Zniknięta fabuła w nieistniejącej komedii
[Vincenzo Natali „Wielkie nic” - recenzja]
Zdawałoby się, że Vincenzo Natali, który włamał się na salony pomysłowym „Cubem” i podtrzymał swoją markę wyrafinowanym „Cypherem”, nie jest w stanie nakręcić filmu słabego. Chłopak zebrał się jednak w sobie i stworzył „Wielkie nic”. Dosłownie i w przenośni.
Vincenzo Natali
‹Wielkie nic›
A miało być tak różowo. Ogólny zamysł mówił o historii dwóch nieudaczników, którzy nie radzą sobie w życiu codziennym.
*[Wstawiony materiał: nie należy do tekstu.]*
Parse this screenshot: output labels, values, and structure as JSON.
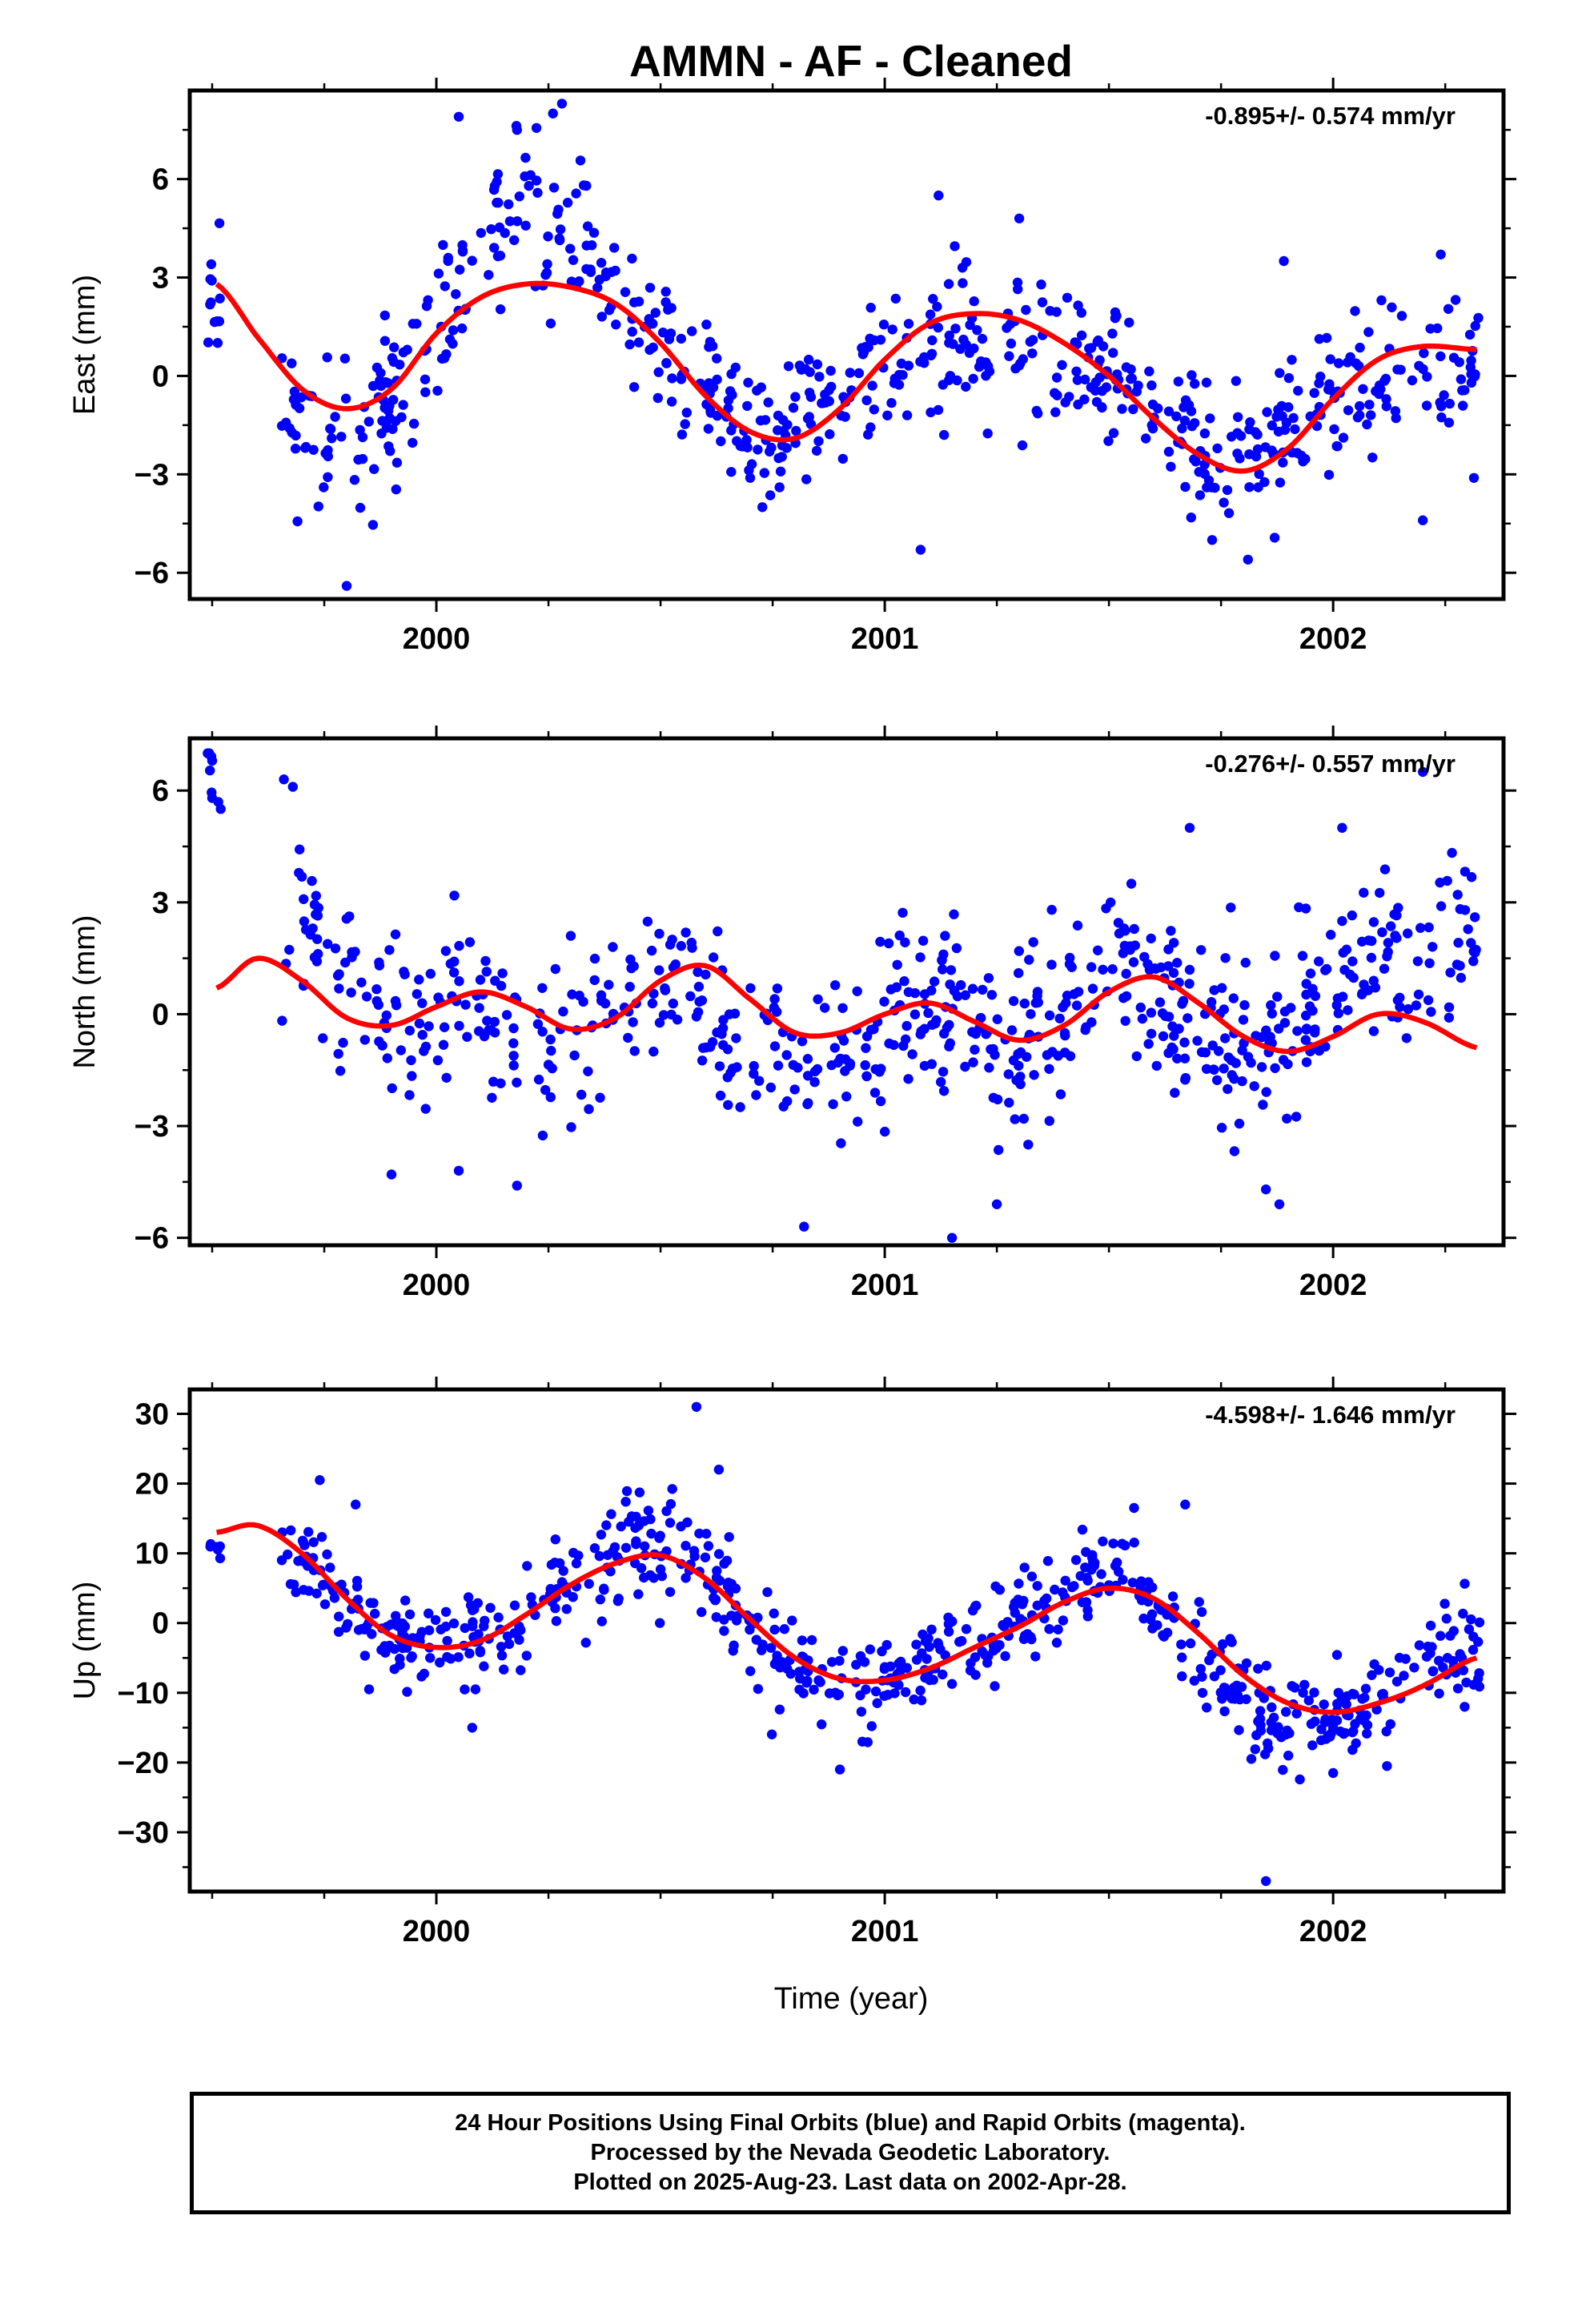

Jeden wzbrania się przed wychodzeniem z domu i kontaktuje się z ludźmi wyłącznie przez telefon, drugi zaś, otwarty na ludzi, tryska energią i pomysłami, tylko że z różnych powodów raz za razem ponosi klęski. Gdy pewnego dnia masa krytyczna życiowych niepowodzeń zostaje przekroczona, cały świat nagle znika, zaś bohaterowie – wraz z wiekową, sypiącą się kamieniczką – lądują na oślepiająco białej, pustej płaszczyźnie, czyli tytułowym Wielkim Nic.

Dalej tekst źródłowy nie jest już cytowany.